Der CSU -Politiker befand sich dabei in durchaus illustrer Gesellschaft, denn aus dem Herrgottswinkel schräg gegenüber schaute als Lithografie der berühmteste Bayernkönig, allem Weltlichen entrückt, ins Irgendwo. Und über der Eckbank stand Martin Mader höchstpersönlich in einer Schwarz-Weiß-Aufnahme lässig in einer dem Betrachter unbekannten Gasse auf dem Trottoir, einen weißen Schäferhund liegend neben sich. Das Gesicht des Wirtes beschattete ein Strohhut. Ob er auf jemanden wartete? Auf jeden Fall blickte auch der beleibte Wirt ins Irgendwo, aber deutlich entspannter als die erwähnte Prominenz.
»Für was soll ich mich aufregen? Des bringt doch nix«, war seine Devise. Und er tat gut daran, bei dieser Einstellung zu bleiben. Vor allem in diesen Tagen.
Noch lag Ruhe über dem kleinen Dorf im Oberallgäu. Aber die Luft färbte sich schon gelb. Es war still, kein Wind ging. Die Atmosphäre würde sich krachend entladen, noch bevor der Regen einsetzte.
Auf seinem Weg zurück in die Gaststube blieb Martin Mader einen Augenblick an der Eingangstür stehen und sah hinaus. Der Himmel über der schmalen Dorfstraße zog sich zu. Da kommt was, dachte er. Er würde die Sonnenschirme auf der Terrasse vorsorglich zusammenfalten.
II.
»Heute Nacht?«
»Heute Nacht.«
»Ich weiß nicht.«
»Schluss jetzt, die Gelegenheit ist günstig.«
»Es muss gut gehen.«
»Das wird’s auch. Wirst schon sehen.«
»Und wenn uns jemand sieht?«
»Keine Sorge. Es dauert ja nicht lange.«
III.
Krachend fuhr der Blitz in den Dachstuhl. Holz splitterte unter der Wucht des Einschlags. Der Widerschein des nächtlichen Spektakels spiegelte sich grell in seinen aufgerissenen Augen. Sein Blick war ungläubig, als hätte er viel zu spät den Sinn dieses Treffens erkannt.
Er war heuer schon die zweite Rottach-Leiche, wenn man die ersoffene Katze mitzählte.
IV.
Moosbach ist ein guter Ort zum Leben. Zum Sterben auch, dachte er. Wie lange bin ich schon nicht mehr hier gewesen?

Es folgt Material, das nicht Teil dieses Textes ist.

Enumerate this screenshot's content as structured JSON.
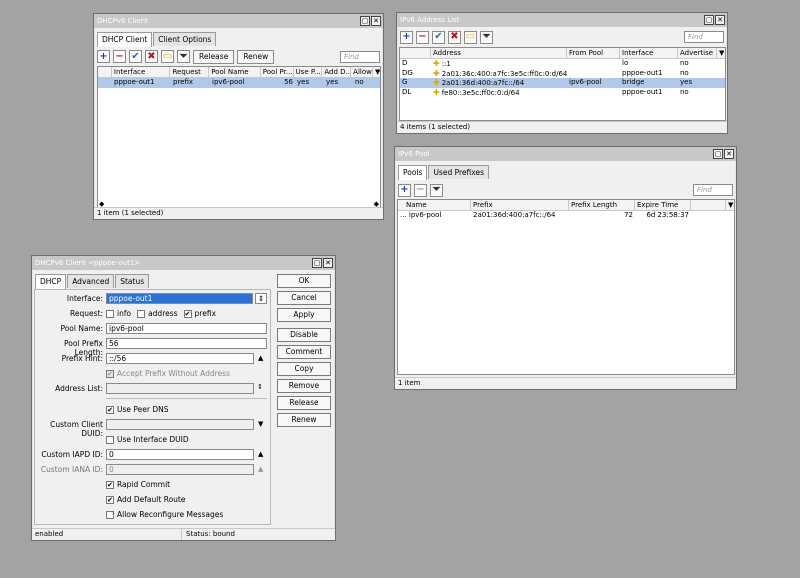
{
  "dhcp_client": {
    "title": "DHCPv6 Client",
    "tabs": [
      "DHCP Client",
      "Client Options"
    ],
    "buttons": {
      "release": "Release",
      "renew": "Renew"
    },
    "find_placeholder": "Find",
    "columns": [
      "Interface",
      "Request",
      "Pool Name",
      "Pool Pr...",
      "Use P...",
      "Add D...",
      "Allow ..."
    ],
    "rows": [
      {
        "interface": "pppoe-out1",
        "request": "prefix",
        "pool_name": "ipv6-pool",
        "pool_prefix": "56",
        "use_peer": "yes",
        "add_default": "yes",
        "allow": "no"
      }
    ],
    "status": "1 item (1 selected)"
  },
  "ipv6_address_list": {
    "title": "IPv6 Address List",
    "find_placeholder": "Find",
    "columns": [
      "",
      "Address",
      "From Pool",
      "Interface",
      "Advertise"
    ],
    "rows": [
      {
        "flag": "D",
        "address": "::1",
        "from_pool": "",
        "interface": "lo",
        "advertise": "no"
      },
      {
        "flag": "DG",
        "address": "2a01:36c:400:a7fc:3e5c:ff0c:0:d/64",
        "from_pool": "",
        "interface": "pppoe-out1",
        "advertise": "no"
      },
      {
        "flag": "G",
        "address": "2a01:36d:400:a7fc::/64",
        "from_pool": "ipv6-pool",
        "interface": "bridge",
        "advertise": "yes"
      },
      {
        "flag": "DL",
        "address": "fe80::3e5c:ff0c:0:d/64",
        "from_pool": "",
        "interface": "pppoe-out1",
        "advertise": "no"
      }
    ],
    "status": "4 items (1 selected)"
  },
  "ipv6_pool": {
    "title": "IPv6 Pool",
    "tabs": [
      "Pools",
      "Used Prefixes"
    ],
    "find_placeholder": "Find",
    "columns": [
      "Name",
      "Prefix",
      "Prefix Length",
      "Expire Time"
    ],
    "rows": [
      {
        "name": "ipv6-pool",
        "prefix": "2a01:36d:400:a7fc::/64",
        "prefix_length": "72",
        "expire_time": "6d 23:58:37"
      }
    ],
    "status": "1 item"
  },
  "client_detail": {
    "title": "DHCPv6 Client <pppoe-out1>",
    "tabs": [
      "DHCP",
      "Advanced",
      "Status"
    ],
    "labels": {
      "interface": "Interface:",
      "request": "Request:",
      "pool_name": "Pool Name:",
      "pool_prefix_length": "Pool Prefix Length:",
      "prefix_hint": "Prefix Hint:",
      "address_list": "Address List:",
      "custom_client_duid": "Custom Client DUID:",
      "custom_iapd_id": "Custom IAPD ID:",
      "custom_iana_id": "Custom IANA ID:"
    },
    "values": {
      "interface": "pppoe-out1",
      "pool_name": "ipv6-pool",
      "pool_prefix_length": "56",
      "prefix_hint": "::/56",
      "address_list": "",
      "custom_client_duid": "",
      "custom_iapd_id": "0",
      "custom_iana_id": "0"
    },
    "request_options": {
      "info": "info",
      "address": "address",
      "prefix": "prefix"
    },
    "checkboxes": {
      "accept_prefix_without_address": "Accept Prefix Without Address",
      "use_peer_dns": "Use Peer DNS",
      "use_interface_duid": "Use Interface DUID",
      "rapid_commit": "Rapid Commit",
      "add_default_route": "Add Default Route",
      "allow_reconfigure_messages": "Allow Reconfigure Messages"
    },
    "buttons": [
      "OK",
      "Cancel",
      "Apply",
      "Disable",
      "Comment",
      "Copy",
      "Remove",
      "Release",
      "Renew"
    ],
    "status_left": "enabled",
    "status_right": "Status: bound"
  }
}
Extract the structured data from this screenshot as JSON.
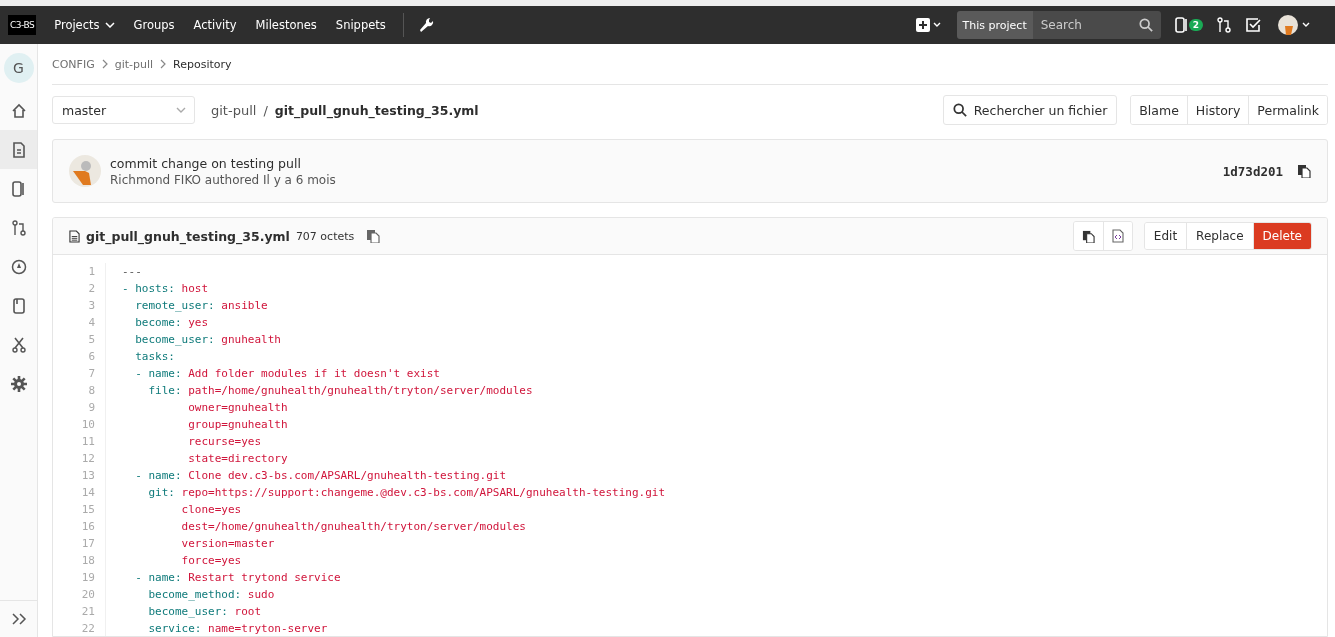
{
  "header": {
    "logo": "C3-BS",
    "nav": [
      {
        "label": "Projects",
        "dropdown": true
      },
      {
        "label": "Groups",
        "dropdown": false
      },
      {
        "label": "Activity",
        "dropdown": false
      },
      {
        "label": "Milestones",
        "dropdown": false
      },
      {
        "label": "Snippets",
        "dropdown": false
      }
    ],
    "search_scope": "This project",
    "search": {
      "placeholder": "Search"
    },
    "issues_badge": "2"
  },
  "sidebar": {
    "avatar": "G",
    "items": [
      {
        "selected": false
      },
      {
        "selected": true
      },
      {
        "selected": false
      },
      {
        "selected": false
      },
      {
        "selected": false
      },
      {
        "selected": false
      },
      {
        "selected": false
      },
      {
        "selected": false
      }
    ]
  },
  "breadcrumbs": [
    {
      "label": "CONFIG",
      "current": false
    },
    {
      "label": "git-pull",
      "current": false
    },
    {
      "label": "Repository",
      "current": true
    }
  ],
  "branch": "master",
  "path": {
    "project": "git-pull",
    "sep": "/",
    "file": "git_pull_gnuh_testing_35.yml"
  },
  "find_file": "Rechercher un fichier",
  "view_buttons": [
    "Blame",
    "History",
    "Permalink"
  ],
  "commit": {
    "message": "commit change on testing pull",
    "author": "Richmond FIKO authored Il y a 6 mois",
    "sha": "1d73d201"
  },
  "file": {
    "name": "git_pull_gnuh_testing_35.yml",
    "size": "707 octets",
    "actions": [
      {
        "label": "Edit",
        "kind": "default"
      },
      {
        "label": "Replace",
        "kind": "default"
      },
      {
        "label": "Delete",
        "kind": "danger"
      }
    ]
  },
  "code": [
    {
      "n": "1",
      "parts": [
        {
          "kind": "plain",
          "text": "---"
        }
      ]
    },
    {
      "n": "2",
      "parts": [
        {
          "kind": "key",
          "text": "- hosts:"
        },
        {
          "kind": "value",
          "text": " host"
        }
      ]
    },
    {
      "n": "3",
      "parts": [
        {
          "kind": "key",
          "text": "  remote_user:"
        },
        {
          "kind": "value",
          "text": " ansible"
        }
      ]
    },
    {
      "n": "4",
      "parts": [
        {
          "kind": "key",
          "text": "  become:"
        },
        {
          "kind": "value",
          "text": " yes"
        }
      ]
    },
    {
      "n": "5",
      "parts": [
        {
          "kind": "key",
          "text": "  become_user:"
        },
        {
          "kind": "value",
          "text": " gnuhealth"
        }
      ]
    },
    {
      "n": "6",
      "parts": [
        {
          "kind": "key",
          "text": "  tasks:"
        }
      ]
    },
    {
      "n": "7",
      "parts": [
        {
          "kind": "key",
          "text": "  - name:"
        },
        {
          "kind": "value",
          "text": " Add folder modules if it doesn't exist"
        }
      ]
    },
    {
      "n": "8",
      "parts": [
        {
          "kind": "key",
          "text": "    file:"
        },
        {
          "kind": "value",
          "text": " path=/home/gnuhealth/gnuhealth/tryton/server/modules"
        }
      ]
    },
    {
      "n": "9",
      "parts": [
        {
          "kind": "value",
          "text": "          owner=gnuhealth"
        }
      ]
    },
    {
      "n": "10",
      "parts": [
        {
          "kind": "value",
          "text": "          group=gnuhealth"
        }
      ]
    },
    {
      "n": "11",
      "parts": [
        {
          "kind": "value",
          "text": "          recurse=yes"
        }
      ]
    },
    {
      "n": "12",
      "parts": [
        {
          "kind": "value",
          "text": "          state=directory"
        }
      ]
    },
    {
      "n": "13",
      "parts": [
        {
          "kind": "key",
          "text": "  - name:"
        },
        {
          "kind": "value",
          "text": " Clone dev.c3-bs.com/APSARL/gnuhealth-testing.git"
        }
      ]
    },
    {
      "n": "14",
      "parts": [
        {
          "kind": "key",
          "text": "    git:"
        },
        {
          "kind": "value",
          "text": " repo=https://support:changeme.@dev.c3-bs.com/APSARL/gnuhealth-testing.git"
        }
      ]
    },
    {
      "n": "15",
      "parts": [
        {
          "kind": "value",
          "text": "         clone=yes"
        }
      ]
    },
    {
      "n": "16",
      "parts": [
        {
          "kind": "value",
          "text": "         dest=/home/gnuhealth/gnuhealth/tryton/server/modules"
        }
      ]
    },
    {
      "n": "17",
      "parts": [
        {
          "kind": "value",
          "text": "         version=master"
        }
      ]
    },
    {
      "n": "18",
      "parts": [
        {
          "kind": "value",
          "text": "         force=yes"
        }
      ]
    },
    {
      "n": "19",
      "parts": [
        {
          "kind": "key",
          "text": "  - name:"
        },
        {
          "kind": "value",
          "text": " Restart trytond service"
        }
      ]
    },
    {
      "n": "20",
      "parts": [
        {
          "kind": "key",
          "text": "    become_method:"
        },
        {
          "kind": "value",
          "text": " sudo"
        }
      ]
    },
    {
      "n": "21",
      "parts": [
        {
          "kind": "key",
          "text": "    become_user:"
        },
        {
          "kind": "value",
          "text": " root"
        }
      ]
    },
    {
      "n": "22",
      "parts": [
        {
          "kind": "key",
          "text": "    service:"
        },
        {
          "kind": "value",
          "text": " name=tryton-server"
        }
      ]
    }
  ]
}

Vom Kirchhof aus ging sein Blick ungehindert über das sanfte Ufer und den ruhigen Spiegel des Rottachsees bis hinüber nach Petersthal. Weiter rechts ragte das schroffe Profil des Grünten auf. Zu seinen Füßen legten sich die weiten Wiesen wie frisch aufgeschüttelte Plumeaus über das Allgäuer Nagelfluhgestein.
Kriminalhauptkommissar Robert Mayr nahm mit hörbar tiefen Atemzügen den Duft frisch geschnittenen Grases in sich auf. So roch nur seine Heimat. Viel zu lange war er schon nicht mehr hier oben gewesen. Er hatte fast vergessen, wie ruhig es in Moosbach sein konnte. Im Vergleich war Kempten der reinste Hexenkessel.
Der Ermittler der Kemptener Polizei blinzelte in die Sonne. Er hatte an diesem Morgen dienstlich in dem kleinen Ortsteil oberhalb von Sulzberg zu tun. Die Freiwillige Feuerwehr Moosbach hatte bei Löscharbeiten nach einem Blitzeinschlag einen Toten gefunden. »Ein Preuße«, wie der Einheitsführer diensteifrig über Funk gemeldet hatte. Ernst Büschgens, Unternehmer aus Mönchengladbach.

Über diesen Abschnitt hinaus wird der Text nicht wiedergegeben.